L’IA repose donc sur le big data, ensemble énorme de données brutes et silencieuses. Les déductions qu’on peut faire avec les données du big data ont leurs limites. Ce qu’elles disent du futur s’est déjà produit. Elle projettent dans le futur des séquences d’évènements qui appartiennent au passé. Ainsi s’explique la déconvenue du PSG en coupe d’Europe. Vainqueur à Paris 4-0, ils ne trouvèrent aucune prévision statistique les  prévenant qu’une défaite était encore possible. D’où une soirée un peu dissipée la veille du match et le lendemain  « il prirent un 6-0 ».Autre piège des big data, la confusion entre corrélation et causalité. A priori big data ne nous donne que des corrélations. Établir un lien de causalité demande un travail long et difficile. On est encore loin des essais  randomisés en double aveugle, qui sont les golds standard pour prouver le lien de causalité. Je vous laisse  méditer sur cette différence entre causalité et corrélation en compagnie de Coluche. Coluche déconseillait d’aller à l’hôpital au motif que l’on y mourait beaucoup plus souvent que chez soi !

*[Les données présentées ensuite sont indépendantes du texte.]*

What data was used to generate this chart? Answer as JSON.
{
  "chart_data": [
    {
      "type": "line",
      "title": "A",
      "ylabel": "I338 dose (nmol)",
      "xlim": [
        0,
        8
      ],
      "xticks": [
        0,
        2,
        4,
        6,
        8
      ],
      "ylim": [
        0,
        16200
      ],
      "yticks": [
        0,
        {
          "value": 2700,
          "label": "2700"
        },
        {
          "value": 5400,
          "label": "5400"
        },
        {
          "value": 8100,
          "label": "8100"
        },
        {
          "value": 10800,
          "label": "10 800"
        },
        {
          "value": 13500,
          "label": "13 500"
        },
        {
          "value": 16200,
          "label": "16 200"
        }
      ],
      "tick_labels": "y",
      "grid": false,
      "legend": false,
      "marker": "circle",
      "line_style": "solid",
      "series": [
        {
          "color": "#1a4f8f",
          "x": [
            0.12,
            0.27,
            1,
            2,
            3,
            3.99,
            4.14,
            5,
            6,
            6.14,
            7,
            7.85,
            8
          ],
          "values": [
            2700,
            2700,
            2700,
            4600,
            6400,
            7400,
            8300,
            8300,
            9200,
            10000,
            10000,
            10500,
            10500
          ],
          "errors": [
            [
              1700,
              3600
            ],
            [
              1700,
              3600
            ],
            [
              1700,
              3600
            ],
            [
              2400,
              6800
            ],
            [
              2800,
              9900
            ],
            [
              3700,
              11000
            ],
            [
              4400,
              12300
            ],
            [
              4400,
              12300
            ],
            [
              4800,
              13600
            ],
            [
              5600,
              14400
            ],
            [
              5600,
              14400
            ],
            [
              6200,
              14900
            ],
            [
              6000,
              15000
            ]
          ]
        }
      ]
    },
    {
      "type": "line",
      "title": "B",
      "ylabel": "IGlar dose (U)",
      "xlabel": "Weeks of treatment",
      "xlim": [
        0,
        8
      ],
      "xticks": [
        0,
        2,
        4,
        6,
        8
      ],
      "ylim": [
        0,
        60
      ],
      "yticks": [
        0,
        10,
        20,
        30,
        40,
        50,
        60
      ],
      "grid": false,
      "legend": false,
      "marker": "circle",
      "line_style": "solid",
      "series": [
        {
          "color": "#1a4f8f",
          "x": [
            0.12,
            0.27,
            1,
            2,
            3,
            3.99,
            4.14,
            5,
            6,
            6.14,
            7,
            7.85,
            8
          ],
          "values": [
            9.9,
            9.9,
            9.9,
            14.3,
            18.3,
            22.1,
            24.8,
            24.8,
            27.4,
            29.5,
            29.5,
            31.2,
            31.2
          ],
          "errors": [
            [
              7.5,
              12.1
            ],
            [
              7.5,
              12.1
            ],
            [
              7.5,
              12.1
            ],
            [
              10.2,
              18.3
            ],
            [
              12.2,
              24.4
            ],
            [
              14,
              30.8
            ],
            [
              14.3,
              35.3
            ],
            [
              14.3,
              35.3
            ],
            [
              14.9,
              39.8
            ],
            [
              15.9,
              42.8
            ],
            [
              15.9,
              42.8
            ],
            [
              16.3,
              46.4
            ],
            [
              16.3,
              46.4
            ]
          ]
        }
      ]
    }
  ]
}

Venons-en à Galilée comme je l’annonçais dans mon titre. Que nous dit Galilée cet immense savant, père de la physique moderne, sur la chute des corps. En l’année 1604, qui fut pour lui l’annus mirabilis, il affirme que les corps tombent tous à la même vitesse quel que soit leur poids, et balaye ainsi d’un revers de main près de deux millénaires d’Aristotélisme. Depuis Aristote il était admis que les corps lourds tombaient plus vite que les corps légers, propriété vérifiable en toutes circonstances.

Galilée  dans le contexte historique où il se trouve, n’a pas les moyens  de fonder son affirmation sur une expérience possible. Dans les biographies falsifiées de Galilée , on le décrit lançant du haut de la tour de Pise des objets de poids différents. C’est là pure légende[1]. Ce genre d’expérience  étant donnée la résistance de l’air aurait sans doute conforté la théorie d’Aristote plutôt que la sienne. La loi de Galilée est vérifiable dans le vide, or à cet époque non seulement on ne sait pas faire le vide, mais on conteste son existence même. Le philosophe Koyré, considère que Galilée est le premier à comprendre que le pari de la physique moderne à rebours de celle d’Aristote consiste à penser qu’on peut « expliquer le réel empirique par l’impossible ».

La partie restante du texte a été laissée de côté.